Oborne invokes the dubious “responsibility to protect” standard that retroactively justified the intervention in Kosovo to stop (non-existent) genocide, but beyond compromising the principle of state sovereignty it asserts a new sort of sovereignty of the protector over those whom he protects.
It's the 'non-existent' that got me. Take a historical example, say the Rwandan genocide of 1994, and the subsequent refugee crises. Stipulate that this was a morally undesirable event, and the sort about which we should be concerned. Stipulate further than the recent history of the area was known, including the rise of the Hutu Power movement and the official propaganda directed against Tutsis, as well as the history of violence against the Tutsi. If aware of this, as General Dallaire was, and in the position to stop it, what would be the best time to do so? Certainly somewhere before 800,000 are killed. How much sooner? It's not straining credulity too much to say that if it could be stopped even before it started, that would be ideal; but the sooner the better.

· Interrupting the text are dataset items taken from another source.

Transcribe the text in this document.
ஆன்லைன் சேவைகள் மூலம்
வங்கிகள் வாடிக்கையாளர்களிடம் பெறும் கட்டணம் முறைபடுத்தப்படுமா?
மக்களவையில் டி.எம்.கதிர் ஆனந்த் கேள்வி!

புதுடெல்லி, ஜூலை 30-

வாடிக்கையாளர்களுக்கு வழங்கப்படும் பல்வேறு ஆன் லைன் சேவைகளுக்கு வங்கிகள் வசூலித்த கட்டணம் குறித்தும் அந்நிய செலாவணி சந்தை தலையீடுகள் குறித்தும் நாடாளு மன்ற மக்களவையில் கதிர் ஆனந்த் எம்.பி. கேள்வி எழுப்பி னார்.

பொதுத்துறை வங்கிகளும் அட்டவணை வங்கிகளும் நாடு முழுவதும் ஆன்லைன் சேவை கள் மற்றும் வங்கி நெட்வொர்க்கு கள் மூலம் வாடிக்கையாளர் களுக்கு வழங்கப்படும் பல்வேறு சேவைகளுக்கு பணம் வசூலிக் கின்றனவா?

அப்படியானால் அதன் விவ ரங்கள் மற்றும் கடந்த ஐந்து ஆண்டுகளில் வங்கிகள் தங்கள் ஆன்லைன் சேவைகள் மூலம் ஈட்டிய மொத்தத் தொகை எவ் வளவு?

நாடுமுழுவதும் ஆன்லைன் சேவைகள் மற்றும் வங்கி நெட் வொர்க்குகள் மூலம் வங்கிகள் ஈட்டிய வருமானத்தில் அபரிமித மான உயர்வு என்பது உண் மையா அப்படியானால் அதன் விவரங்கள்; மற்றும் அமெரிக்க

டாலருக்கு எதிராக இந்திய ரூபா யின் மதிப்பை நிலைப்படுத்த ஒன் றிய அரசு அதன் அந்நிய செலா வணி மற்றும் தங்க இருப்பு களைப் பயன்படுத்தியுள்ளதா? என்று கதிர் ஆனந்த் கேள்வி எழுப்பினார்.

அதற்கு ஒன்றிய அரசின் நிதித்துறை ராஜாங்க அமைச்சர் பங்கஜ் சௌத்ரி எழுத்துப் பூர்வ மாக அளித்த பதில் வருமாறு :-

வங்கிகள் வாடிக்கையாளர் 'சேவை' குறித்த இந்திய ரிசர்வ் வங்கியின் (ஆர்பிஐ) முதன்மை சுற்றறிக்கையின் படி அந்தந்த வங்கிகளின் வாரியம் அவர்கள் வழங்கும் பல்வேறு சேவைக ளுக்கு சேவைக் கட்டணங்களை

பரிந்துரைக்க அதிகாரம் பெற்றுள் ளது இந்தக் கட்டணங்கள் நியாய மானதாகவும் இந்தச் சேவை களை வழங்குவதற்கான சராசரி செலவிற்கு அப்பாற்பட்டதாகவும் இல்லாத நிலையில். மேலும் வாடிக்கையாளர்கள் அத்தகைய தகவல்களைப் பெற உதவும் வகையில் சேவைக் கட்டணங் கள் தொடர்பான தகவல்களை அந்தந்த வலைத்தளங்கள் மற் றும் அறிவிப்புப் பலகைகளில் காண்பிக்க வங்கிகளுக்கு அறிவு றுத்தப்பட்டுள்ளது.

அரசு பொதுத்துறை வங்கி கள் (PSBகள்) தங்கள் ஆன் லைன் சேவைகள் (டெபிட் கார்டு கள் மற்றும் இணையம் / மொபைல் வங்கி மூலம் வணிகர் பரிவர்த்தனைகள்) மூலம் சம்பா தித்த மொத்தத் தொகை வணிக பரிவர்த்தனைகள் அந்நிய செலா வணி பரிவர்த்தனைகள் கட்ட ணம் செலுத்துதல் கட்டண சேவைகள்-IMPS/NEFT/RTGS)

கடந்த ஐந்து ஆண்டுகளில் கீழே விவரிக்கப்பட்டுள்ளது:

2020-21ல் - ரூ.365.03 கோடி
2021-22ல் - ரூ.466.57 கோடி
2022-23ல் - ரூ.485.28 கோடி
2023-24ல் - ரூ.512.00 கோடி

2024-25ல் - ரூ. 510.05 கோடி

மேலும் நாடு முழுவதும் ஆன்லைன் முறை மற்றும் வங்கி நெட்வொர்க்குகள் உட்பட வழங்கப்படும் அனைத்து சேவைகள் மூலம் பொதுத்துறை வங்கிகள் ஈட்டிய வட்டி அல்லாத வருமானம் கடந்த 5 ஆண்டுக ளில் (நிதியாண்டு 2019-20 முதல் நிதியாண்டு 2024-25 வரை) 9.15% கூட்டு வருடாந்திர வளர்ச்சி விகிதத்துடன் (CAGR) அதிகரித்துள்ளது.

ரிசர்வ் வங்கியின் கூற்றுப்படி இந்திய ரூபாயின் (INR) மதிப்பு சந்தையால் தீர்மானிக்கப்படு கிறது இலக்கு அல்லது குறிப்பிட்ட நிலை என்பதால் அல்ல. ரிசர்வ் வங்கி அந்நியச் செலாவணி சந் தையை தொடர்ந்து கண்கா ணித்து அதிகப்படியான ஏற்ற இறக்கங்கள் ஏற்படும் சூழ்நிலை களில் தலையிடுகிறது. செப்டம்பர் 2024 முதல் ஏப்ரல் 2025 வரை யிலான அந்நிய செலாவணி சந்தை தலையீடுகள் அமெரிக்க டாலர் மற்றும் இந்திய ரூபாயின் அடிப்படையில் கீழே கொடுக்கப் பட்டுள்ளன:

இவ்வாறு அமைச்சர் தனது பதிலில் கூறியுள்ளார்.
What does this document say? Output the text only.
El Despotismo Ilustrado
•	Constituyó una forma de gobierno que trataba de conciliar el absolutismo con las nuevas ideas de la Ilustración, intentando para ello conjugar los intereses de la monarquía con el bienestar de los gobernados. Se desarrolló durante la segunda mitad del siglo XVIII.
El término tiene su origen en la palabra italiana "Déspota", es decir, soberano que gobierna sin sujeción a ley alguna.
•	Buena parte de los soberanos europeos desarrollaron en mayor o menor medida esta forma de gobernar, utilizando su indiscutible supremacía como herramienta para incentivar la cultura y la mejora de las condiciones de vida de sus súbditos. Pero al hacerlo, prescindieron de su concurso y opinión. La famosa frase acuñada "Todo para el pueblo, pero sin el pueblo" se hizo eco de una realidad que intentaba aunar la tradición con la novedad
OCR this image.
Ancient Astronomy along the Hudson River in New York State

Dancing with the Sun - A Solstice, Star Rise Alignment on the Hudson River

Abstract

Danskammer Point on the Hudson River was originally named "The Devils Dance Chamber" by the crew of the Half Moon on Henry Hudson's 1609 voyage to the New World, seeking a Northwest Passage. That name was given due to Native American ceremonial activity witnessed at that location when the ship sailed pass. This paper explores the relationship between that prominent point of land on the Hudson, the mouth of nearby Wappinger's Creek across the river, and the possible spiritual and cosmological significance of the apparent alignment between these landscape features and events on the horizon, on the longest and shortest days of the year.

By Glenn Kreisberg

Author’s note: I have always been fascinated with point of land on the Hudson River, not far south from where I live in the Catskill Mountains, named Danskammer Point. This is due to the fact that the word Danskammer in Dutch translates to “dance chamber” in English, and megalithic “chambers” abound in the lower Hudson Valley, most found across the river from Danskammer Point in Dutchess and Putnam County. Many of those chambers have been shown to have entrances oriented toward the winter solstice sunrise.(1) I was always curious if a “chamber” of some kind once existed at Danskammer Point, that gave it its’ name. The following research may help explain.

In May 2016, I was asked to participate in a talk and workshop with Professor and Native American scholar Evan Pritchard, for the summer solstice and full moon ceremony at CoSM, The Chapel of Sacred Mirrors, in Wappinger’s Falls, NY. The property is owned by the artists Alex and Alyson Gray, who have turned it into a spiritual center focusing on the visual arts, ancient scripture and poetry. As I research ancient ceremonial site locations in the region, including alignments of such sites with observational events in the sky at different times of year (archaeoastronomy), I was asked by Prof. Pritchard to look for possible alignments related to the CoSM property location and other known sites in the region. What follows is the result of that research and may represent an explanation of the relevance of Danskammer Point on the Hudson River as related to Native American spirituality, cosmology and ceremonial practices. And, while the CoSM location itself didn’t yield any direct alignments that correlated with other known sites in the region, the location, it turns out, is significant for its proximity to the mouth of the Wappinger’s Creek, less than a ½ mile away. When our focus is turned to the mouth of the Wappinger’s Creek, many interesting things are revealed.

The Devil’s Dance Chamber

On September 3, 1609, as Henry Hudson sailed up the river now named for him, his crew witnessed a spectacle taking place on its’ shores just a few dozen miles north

What exactly does that world look like? If the genocide had been stopped at 500 or 5000, no doubt Hutu Power could claim that there never was any intention for widespread violence (in much the same way that no one took responsibility for committing the genocide after it happened, despite the level of organization needed to make it occur, the testimony of eyewitnesses, etc). In a world where the responsibility to protect is taken seriously, and used every time needed, there would be few, or no, genocides, but that would not constitute evidence the standard wasn't useful.